Chapter 2: Territory Boats (part c)

 

Mind you now most sailboats aren't as small as this one that Beau just drew. A one section sailer will do when it's fair, but it needs some more length to last out a blow. When the water gets choppy they bob like a bottle and the ride gets as bumpy as the wide underside of some dumb whale's bum. On the open sea on a windy day they're about as much fun as a walrus kiss and you get twice as wet. Now a three section sailboat, that really can go and you don't have to worry when the wind starts to blow. You can hoist up a second mast too if you want. If you have the crew and they know what to do you can really go places. Why I remember one time a few years ago, we were on an expedition to the Pirates' Cave. We made us a five section schooner that day, three masts in full sail, we just wailed along and our wake was a wondrous sight.

boat-4

Might as well tell you though, sailing a ship is a whole lot different from paddling a boat. You probably knew that was true more or less, still I better make sure that you know what to do to make it go best. When you sail you don't paddle, it's simpler than that cause you let the wind do all the work. You hold the pole in the middle the same, but instead of a stroke or a kayak motion, you roll the pole in a circular way very much like a two handed crank. A fellow or two say that's just what I am, but I tell them it's more what I do. When you sail a ship you move the pole in a circular way like you're cranking a bucket coming up from a well, just exactly like that only different of course cause the motion is bigger and much more sedate. I'd get Beau Weevil to draw it for you, but it's hard to describe even to your eyes. You gotta do it to really know. It's smooth and slow and it follows the motion of the waves in the ocean, you roll with the whole of the boat. All the boaters should find the same roll. When it gets going right you can see the wave moving all through the ship.

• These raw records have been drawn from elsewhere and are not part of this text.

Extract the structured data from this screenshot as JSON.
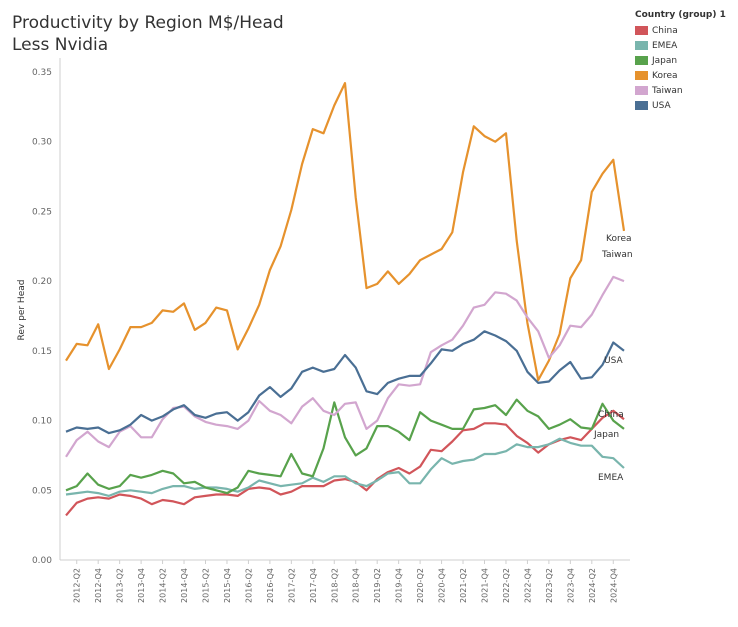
{
  "chart_data": {
    "type": "line",
    "title_lines": [
      "Productivity by Region M$/Head",
      "Less Nvidia"
    ],
    "ylabel": "Rev per Head",
    "xlabel": "",
    "ylim": [
      0,
      0.36
    ],
    "yticks": [
      "0.00",
      "0.05",
      "0.10",
      "0.15",
      "0.20",
      "0.25",
      "0.30",
      "0.35"
    ],
    "grid": false,
    "legend": {
      "title": "Country (group) 1",
      "placement": "top-right",
      "entries": [
        "China",
        "EMEA",
        "Japan",
        "Korea",
        "Taiwan",
        "USA"
      ]
    },
    "x_start_quarter": "2012-Q1",
    "x_labels": [
      "2012-Q2",
      "2012-Q4",
      "2013-Q2",
      "2013-Q4",
      "2014-Q2",
      "2014-Q4",
      "2015-Q2",
      "2015-Q4",
      "2016-Q2",
      "2016-Q4",
      "2017-Q2",
      "2017-Q4",
      "2018-Q2",
      "2018-Q4",
      "2019-Q2",
      "2019-Q4",
      "2020-Q2",
      "2020-Q4",
      "2021-Q2",
      "2021-Q4",
      "2022-Q2",
      "2022-Q4",
      "2023-Q2",
      "2023-Q4",
      "2024-Q2",
      "2024-Q4"
    ],
    "series": [
      {
        "name": "China",
        "color": "#d1555a",
        "end_label": "China",
        "values": [
          0.032,
          0.041,
          0.044,
          0.045,
          0.044,
          0.047,
          0.046,
          0.044,
          0.04,
          0.043,
          0.042,
          0.04,
          0.045,
          0.046,
          0.047,
          0.047,
          0.046,
          0.051,
          0.052,
          0.051,
          0.047,
          0.049,
          0.053,
          0.053,
          0.053,
          0.057,
          0.058,
          0.056,
          0.05,
          0.058,
          0.063,
          0.066,
          0.062,
          0.067,
          0.079,
          0.078,
          0.085,
          0.093,
          0.094,
          0.098,
          0.098,
          0.097,
          0.089,
          0.084,
          0.077,
          0.083,
          0.086,
          0.088,
          0.086,
          0.094,
          0.102,
          0.107,
          0.101
        ]
      },
      {
        "name": "EMEA",
        "color": "#79b5ad",
        "end_label": "EMEA",
        "values": [
          0.047,
          0.048,
          0.049,
          0.048,
          0.046,
          0.049,
          0.05,
          0.049,
          0.048,
          0.051,
          0.053,
          0.053,
          0.051,
          0.052,
          0.052,
          0.051,
          0.049,
          0.052,
          0.057,
          0.055,
          0.053,
          0.054,
          0.055,
          0.059,
          0.056,
          0.06,
          0.06,
          0.055,
          0.053,
          0.057,
          0.062,
          0.063,
          0.055,
          0.055,
          0.065,
          0.073,
          0.069,
          0.071,
          0.072,
          0.076,
          0.076,
          0.078,
          0.083,
          0.081,
          0.081,
          0.083,
          0.087,
          0.084,
          0.082,
          0.082,
          0.074,
          0.073,
          0.066
        ]
      },
      {
        "name": "Japan",
        "color": "#58a24c",
        "end_label": "Japan",
        "values": [
          0.05,
          0.053,
          0.062,
          0.054,
          0.051,
          0.053,
          0.061,
          0.059,
          0.061,
          0.064,
          0.062,
          0.055,
          0.056,
          0.052,
          0.05,
          0.048,
          0.052,
          0.064,
          0.062,
          0.061,
          0.06,
          0.076,
          0.062,
          0.06,
          0.08,
          0.113,
          0.088,
          0.075,
          0.08,
          0.096,
          0.096,
          0.092,
          0.086,
          0.106,
          0.1,
          0.097,
          0.094,
          0.094,
          0.108,
          0.109,
          0.111,
          0.104,
          0.115,
          0.107,
          0.103,
          0.094,
          0.097,
          0.101,
          0.095,
          0.094,
          0.112,
          0.1,
          0.094
        ]
      },
      {
        "name": "Korea",
        "color": "#e6922d",
        "end_label": "Korea",
        "values": [
          0.143,
          0.155,
          0.154,
          0.169,
          0.137,
          0.151,
          0.167,
          0.167,
          0.17,
          0.179,
          0.178,
          0.184,
          0.165,
          0.17,
          0.181,
          0.179,
          0.151,
          0.166,
          0.183,
          0.208,
          0.225,
          0.251,
          0.284,
          0.309,
          0.306,
          0.326,
          0.342,
          0.26,
          0.195,
          0.198,
          0.207,
          0.198,
          0.205,
          0.215,
          0.219,
          0.223,
          0.235,
          0.278,
          0.311,
          0.304,
          0.3,
          0.306,
          0.229,
          0.17,
          0.129,
          0.143,
          0.162,
          0.202,
          0.215,
          0.264,
          0.277,
          0.287,
          0.236
        ]
      },
      {
        "name": "Taiwan",
        "color": "#d2a6cf",
        "end_label": "Taiwan",
        "values": [
          0.074,
          0.086,
          0.092,
          0.085,
          0.081,
          0.092,
          0.096,
          0.088,
          0.088,
          0.101,
          0.109,
          0.11,
          0.103,
          0.099,
          0.097,
          0.096,
          0.094,
          0.1,
          0.114,
          0.107,
          0.104,
          0.098,
          0.11,
          0.116,
          0.107,
          0.104,
          0.112,
          0.113,
          0.094,
          0.1,
          0.116,
          0.126,
          0.125,
          0.126,
          0.149,
          0.154,
          0.158,
          0.168,
          0.181,
          0.183,
          0.192,
          0.191,
          0.186,
          0.174,
          0.164,
          0.145,
          0.154,
          0.168,
          0.167,
          0.176,
          0.19,
          0.203,
          0.2
        ]
      },
      {
        "name": "USA",
        "color": "#4a6f94",
        "end_label": "USA",
        "values": [
          0.092,
          0.095,
          0.094,
          0.095,
          0.091,
          0.093,
          0.097,
          0.104,
          0.1,
          0.103,
          0.108,
          0.111,
          0.104,
          0.102,
          0.105,
          0.106,
          0.1,
          0.106,
          0.118,
          0.124,
          0.117,
          0.123,
          0.135,
          0.138,
          0.135,
          0.137,
          0.147,
          0.138,
          0.121,
          0.119,
          0.127,
          0.13,
          0.132,
          0.132,
          0.141,
          0.151,
          0.15,
          0.155,
          0.158,
          0.164,
          0.161,
          0.157,
          0.15,
          0.135,
          0.127,
          0.128,
          0.136,
          0.142,
          0.13,
          0.131,
          0.14,
          0.156,
          0.15
        ]
      }
    ]
  }
}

Not everyone has to be sailing of course. There's lots of room for passengers to ride in each of the sections. Gives you some extra hands to carry whatever you need on your journey that day. Food or rum, a cannon or gun cause you never know who you might meet out there on the wide open sea. Always have a weather eye for the Pirates my lad, that's what the Great Pirate Chief used to say. Me, I get on with Pirates okay, share what you got in a friendly way and you won't have to wash up the blood and gore when you get back to shore again. The Great Pirate Chief used to say that too and he wasn't far wrong cause he helped me practice whenever he said it by taking a twelfth of my purse. More of a tithe than a curse with him, always a gentleman wherever he was. Cause he always paid for the rum we were drinking from his share of my purse so that's how I know.

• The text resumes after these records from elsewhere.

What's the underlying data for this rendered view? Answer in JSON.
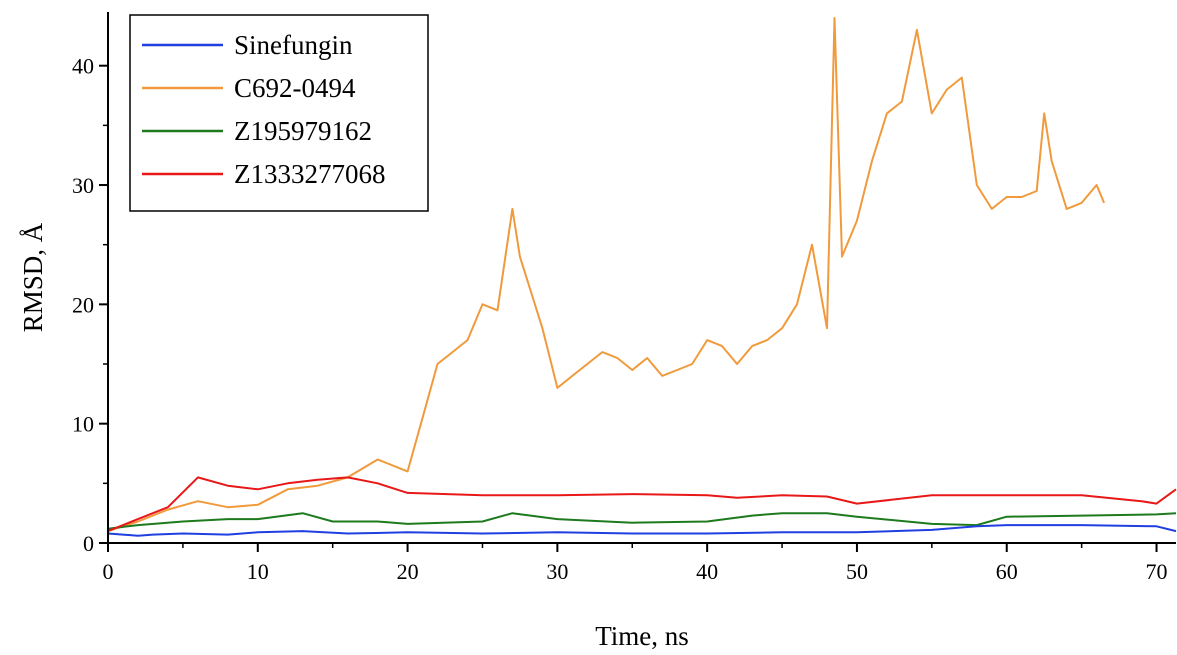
{
  "chart_data": {
    "type": "line",
    "title": "",
    "xlabel": "Time, ns",
    "ylabel": "RMSD, Å",
    "xlim": [
      0,
      71.3
    ],
    "ylim": [
      0,
      44.5
    ],
    "x_ticks": [
      0,
      10,
      20,
      30,
      40,
      50,
      60,
      70
    ],
    "y_ticks": [
      0,
      10,
      20,
      30,
      40
    ],
    "grid": false,
    "legend_position": "top-left",
    "series": [
      {
        "name": "Sinefungin",
        "color": "#1f3fe0",
        "x": [
          0,
          1,
          2,
          3,
          5,
          8,
          10,
          13,
          16,
          20,
          25,
          30,
          35,
          40,
          45,
          50,
          55,
          58,
          60,
          65,
          70,
          71.3
        ],
        "y": [
          0.8,
          0.7,
          0.6,
          0.7,
          0.8,
          0.7,
          0.9,
          1.0,
          0.8,
          0.9,
          0.8,
          0.9,
          0.8,
          0.8,
          0.9,
          0.9,
          1.1,
          1.4,
          1.5,
          1.5,
          1.4,
          1.0
        ]
      },
      {
        "name": "C692-0494",
        "color": "#f09a3c",
        "x": [
          0,
          2,
          4,
          6,
          8,
          10,
          12,
          14,
          16,
          18,
          20,
          21,
          22,
          23,
          24,
          25,
          26,
          27,
          27.5,
          28,
          29,
          30,
          31,
          32,
          33,
          34,
          35,
          36,
          37,
          38,
          39,
          40,
          41,
          42,
          43,
          44,
          45,
          46,
          47,
          48,
          48.5,
          49,
          50,
          51,
          52,
          53,
          54,
          55,
          56,
          57,
          58,
          59,
          60,
          61,
          62,
          62.5,
          63,
          64,
          65,
          66,
          66.5
        ],
        "y": [
          1.0,
          1.8,
          2.8,
          3.5,
          3.0,
          3.2,
          4.5,
          4.8,
          5.5,
          7.0,
          6.0,
          10.5,
          15.0,
          16.0,
          17.0,
          20.0,
          19.5,
          28.0,
          24.0,
          22.0,
          18.0,
          13.0,
          14.0,
          15.0,
          16.0,
          15.5,
          14.5,
          15.5,
          14.0,
          14.5,
          15.0,
          17.0,
          16.5,
          15.0,
          16.5,
          17.0,
          18.0,
          20.0,
          25.0,
          18.0,
          44.0,
          24.0,
          27.0,
          32.0,
          36.0,
          37.0,
          43.0,
          36.0,
          38.0,
          39.0,
          30.0,
          28.0,
          29.0,
          29.0,
          29.5,
          36.0,
          32.0,
          28.0,
          28.5,
          30.0,
          28.5
        ]
      },
      {
        "name": "Z195979162",
        "color": "#1d7a1d",
        "x": [
          0,
          2,
          5,
          8,
          10,
          13,
          15,
          18,
          20,
          25,
          27,
          30,
          35,
          40,
          43,
          45,
          48,
          50,
          55,
          58,
          60,
          65,
          70,
          71.3
        ],
        "y": [
          1.2,
          1.5,
          1.8,
          2.0,
          2.0,
          2.5,
          1.8,
          1.8,
          1.6,
          1.8,
          2.5,
          2.0,
          1.7,
          1.8,
          2.3,
          2.5,
          2.5,
          2.2,
          1.6,
          1.5,
          2.2,
          2.3,
          2.4,
          2.5
        ]
      },
      {
        "name": "Z1333277068",
        "color": "#e81818",
        "x": [
          0,
          2,
          4,
          6,
          8,
          10,
          12,
          14,
          16,
          18,
          20,
          25,
          30,
          35,
          40,
          42,
          45,
          48,
          50,
          55,
          60,
          65,
          69,
          70,
          71.3
        ],
        "y": [
          1.0,
          2.0,
          3.0,
          5.5,
          4.8,
          4.5,
          5.0,
          5.3,
          5.5,
          5.0,
          4.2,
          4.0,
          4.0,
          4.1,
          4.0,
          3.8,
          4.0,
          3.9,
          3.3,
          4.0,
          4.0,
          4.0,
          3.5,
          3.3,
          4.5
        ]
      }
    ]
  }
}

Now you might want to add a few things to your boat, lots of guys do and it goes a long way. A flag is nice at the top of the mast and it helps you know who you are. Ribbons and bells can look good as well if you put them on right and you don't use too many. Helps you feel the wind coming in and the wind likes to talk if you give it a chance. Boating at night you might stick some lanterns onto the poles at the end where the eye bolts are. Keeps the sea bats away that way and it gives you the power of starlight too. Anything you want to add to a boat will work out okay if you need it some way. Whatever you need you can have. Just don't go too far into decoration, that's all I'm trying to say. Everything on a boat has some use or at least a story or two. The queerest boat I ever did see on the open sea was sailed by the Hags. They had a body slung up between the fore and aft mast and the sound of their keening was enough to kill a gull.